Several options to try:

  1. Swizzle UIViewController's present(_, animated, completion) to capture what was presented. I do this for UIAlertControllers https://qualitycoding.org/testing-uialertcontroller/ but that's because UIAlertControllers are so common. It may not be worth the trouble for your custom window.
  2. Not sure if this will work. makeKeyAndVisible and present probably don't produce immediate effects. Instead, they schedule the work. So you can try pumping the run loop with RunLoop.current.run(until: Date()). This works for activating text fields, but I don't know if it will work for you.
  3. Similarly, try adding an XCTestExpectation and waitForExpectations with a small timeout. As I note in https://qualitycoding.org/asynchronous-tests/, don't do any assertions in your expectation handler. Instead, capture the information you want and fulfill the expectation. Then assert against what you've captured.
  4. Alter the code you wrote to make it easier to test.

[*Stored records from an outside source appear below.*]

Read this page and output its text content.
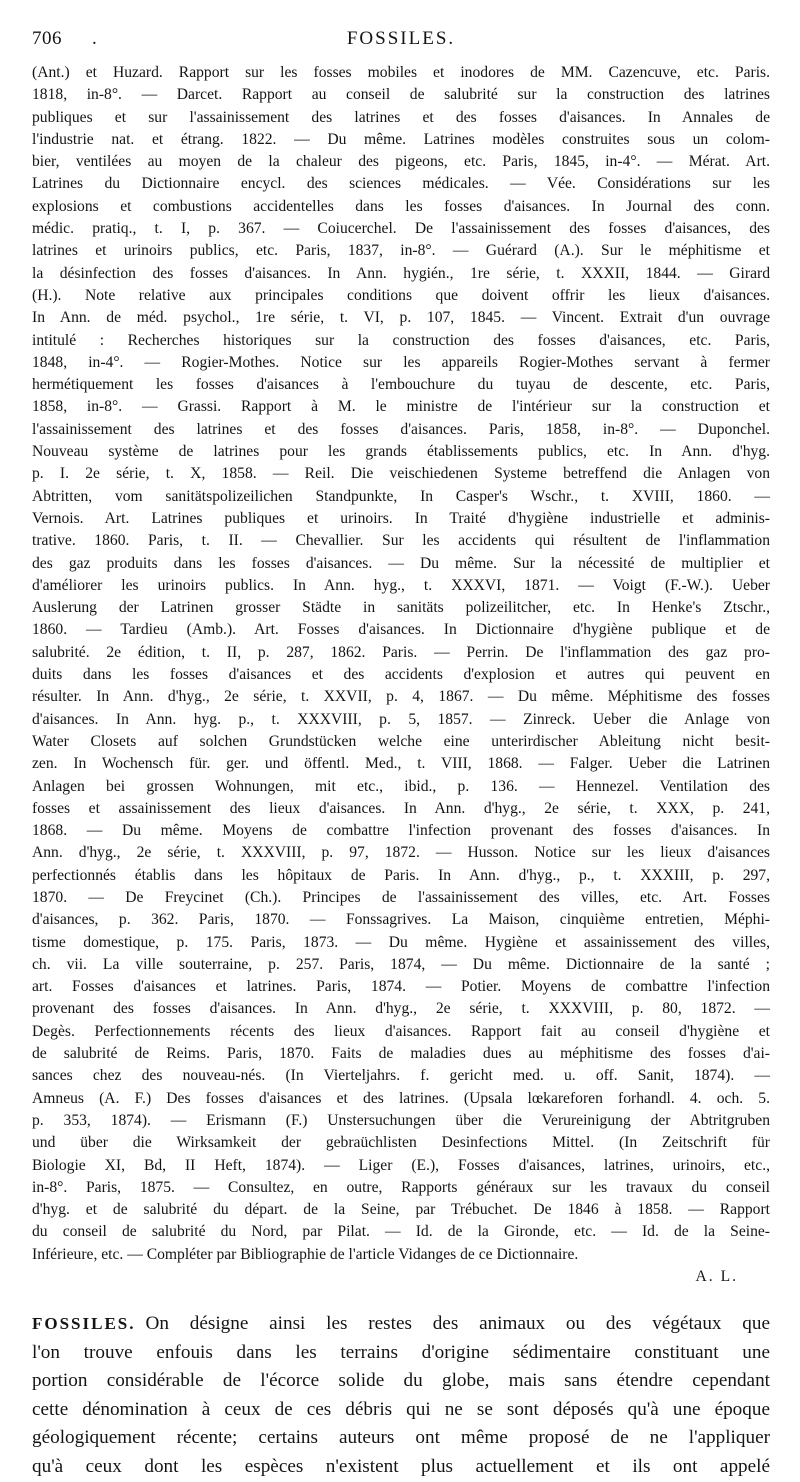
706 .	FOSSILES.
(Ant.) et Huzard. Rapport sur les fosses mobiles et inodores de MM. Cazencuve, etc. Paris.
1818, in-8°. — Darcet. Rapport au conseil de salubrité sur la construction des latrines
publiques et sur l'assainissement des latrines et des fosses d'aisances. In Annales de
l'industrie nat. et étrang. 1822. — Du même. Latrines modèles construites sous un colom-
bier, ventilées au moyen de la chaleur des pigeons, etc. Paris, 1845, in-4°. — Mérat. Art.
Latrines du Dictionnaire encycl. des sciences médicales. — Vée. Considérations sur les
explosions et combustions accidentelles dans les fosses d'aisances. In Journal des conn.
médic. pratiq., t. I, p. 367. — Coiucerchel. De l'assainissement des fosses d'aisances, des
latrines et urinoirs publics, etc. Paris, 1837, in-8°. — Guérard (A.). Sur le méphitisme et
la désinfection des fosses d'aisances. In Ann. hygién., 1re série, t. XXXII, 1844. — Girard
(H.). Note relative aux principales conditions que doivent offrir les lieux d'aisances.
In Ann. de méd. psychol., 1re série, t. VI, p. 107, 1845. — Vincent. Extrait d'un ouvrage
intitulé : Recherches historiques sur la construction des fosses d'aisances, etc. Paris,
1848, in-4°. — Rogier-Mothes. Notice sur les appareils Rogier-Mothes servant à fermer
hermétiquement les fosses d'aisances à l'embouchure du tuyau de descente, etc. Paris,
1858, in-8°. — Grassi. Rapport à M. le ministre de l'intérieur sur la construction et
l'assainissement des latrines et des fosses d'aisances. Paris, 1858, in-8°. — Duponchel.
Nouveau système de latrines pour les grands établissements publics, etc. In Ann. d'hyg.
p. I. 2e série, t. X, 1858. — Reil. Die veischiedenen Systeme betreffend die Anlagen von
Abtritten, vom sanitätspolizeilichen Standpunkte, In Casper's Wschr., t. XVIII, 1860. —
Vernois. Art. Latrines publiques et urinoirs. In Traité d'hygiène industrielle et adminis-
trative. 1860. Paris, t. II. — Chevallier. Sur les accidents qui résultent de l'inflammation
des gaz produits dans les fosses d'aisances. — Du même. Sur la nécessité de multiplier et
d'améliorer les urinoirs publics. In Ann. hyg., t. XXXVI, 1871. — Voigt (F.-W.). Ueber
Auslerung der Latrinen grosser Städte in sanitäts polizeilitcher, etc. In Henke's Ztschr.,
1860. — Tardieu (Amb.). Art. Fosses d'aisances. In Dictionnaire d'hygiène publique et de
salubrité. 2e édition, t. II, p. 287, 1862. Paris. — Perrin. De l'inflammation des gaz pro-
duits dans les fosses d'aisances et des accidents d'explosion et autres qui peuvent en
résulter. In Ann. d'hyg., 2e série, t. XXVII, p. 4, 1867. — Du même. Méphitisme des fosses
d'aisances. In Ann. hyg. p., t. XXXVIII, p. 5, 1857. — Zinreck. Ueber die Anlage von
Water Closets auf solchen Grundstücken welche eine unterirdischer Ableitung nicht besit-
zen. In Wochensch für. ger. und öffentl. Med., t. VIII, 1868. — Falger. Ueber die Latrinen
Anlagen bei grossen Wohnungen, mit etc., ibid., p. 136. — Hennezel. Ventilation des
fosses et assainissement des lieux d'aisances. In Ann. d'hyg., 2e série, t. XXX, p. 241,
1868. — Du même. Moyens de combattre l'infection provenant des fosses d'aisances. In
Ann. d'hyg., 2e série, t. XXXVIII, p. 97, 1872. — Husson. Notice sur les lieux d'aisances
perfectionnés établis dans les hôpitaux de Paris. In Ann. d'hyg., p., t. XXXIII, p. 297,
1870. — De Freycinet (Ch.). Principes de l'assainissement des villes, etc. Art. Fosses
d'aisances, p. 362. Paris, 1870. — Fonssagrives. La Maison, cinquième entretien, Méphi-
tisme domestique, p. 175. Paris, 1873. — Du même. Hygiène et assainissement des villes,
ch. vii. La ville souterraine, p. 257. Paris, 1874, — Du même. Dictionnaire de la santé ;
art. Fosses d'aisances et latrines. Paris, 1874. — Potier. Moyens de combattre l'infection
provenant des fosses d'aisances. In Ann. d'hyg., 2e série, t. XXXVIII, p. 80, 1872. —
Degès. Perfectionnements récents des lieux d'aisances. Rapport fait au conseil d'hygiène et
de salubrité de Reims. Paris, 1870. Faits de maladies dues au méphitisme des fosses d'ai-
sances chez des nouveau-nés. (In Vierteljahrs. f. gericht med. u. off. Sanit, 1874). —
Amneus (A. F.) Des fosses d'aisances et des latrines. (Upsala lœkareforen forhandl. 4. och. 5.
p. 353, 1874). — Erismann (F.) Unstersuchungen über die Verureinigung der Abtritgruben
und über die Wirksamkeit der gebraüchlisten Desinfections Mittel. (In Zeitschrift für
Biologie XI, Bd, II Heft, 1874). — Liger (E.), Fosses d'aisances, latrines, urinoirs, etc.,
in-8°. Paris, 1875. — Consultez, en outre, Rapports généraux sur les travaux du conseil
d'hyg. et de salubrité du départ. de la Seine, par Trébuchet. De 1846 à 1858. — Rapport
du conseil de salubrité du Nord, par Pilat. — Id. de la Gironde, etc. — Id. de la Seine-
Inférieure, etc. — Compléter par Bibliographie de l'article Vidanges de ce Dictionnaire.

A. L.

FOSSILES. On désigne ainsi les restes des animaux ou des végétaux que
l'on trouve enfouis dans les terrains d'origine sédimentaire constituant une
portion considérable de l'écorce solide du globe, mais sans étendre cependant
cette dénomination à ceux de ces débris qui ne se sont déposés qu'à une époque
géologiquement récente; certains auteurs ont même proposé de ne l'appliquer
qu'à ceux dont les espèces n'existent plus actuellement et ils ont appelé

Replace the last line by calling a block saved in a property in the SUT. For testing, replace this block. The test block can invoke the completion handler, which gives you a way to test the handlers.
  5. Test this code manually to your satisfaction. Then mock around it, so your tests check that this method is called (but don't actually call it).

Upvotes: 2

Cristik
Cristik

Reputation: 32815

Unit testing code that has side effects can be incredibly hard, especially if the side effects involve hardware, like the device screen. For this reason UI components are not suitable for unit testing, since they usually involve GPU operations.

Now, if you really want to test the component, you can go via two routes:

  • you write snapshot tests
  • you extract all the business logic into dedicated classes and test those.

Conclusion: unit test the business code and let QA test the UI behaves as expected.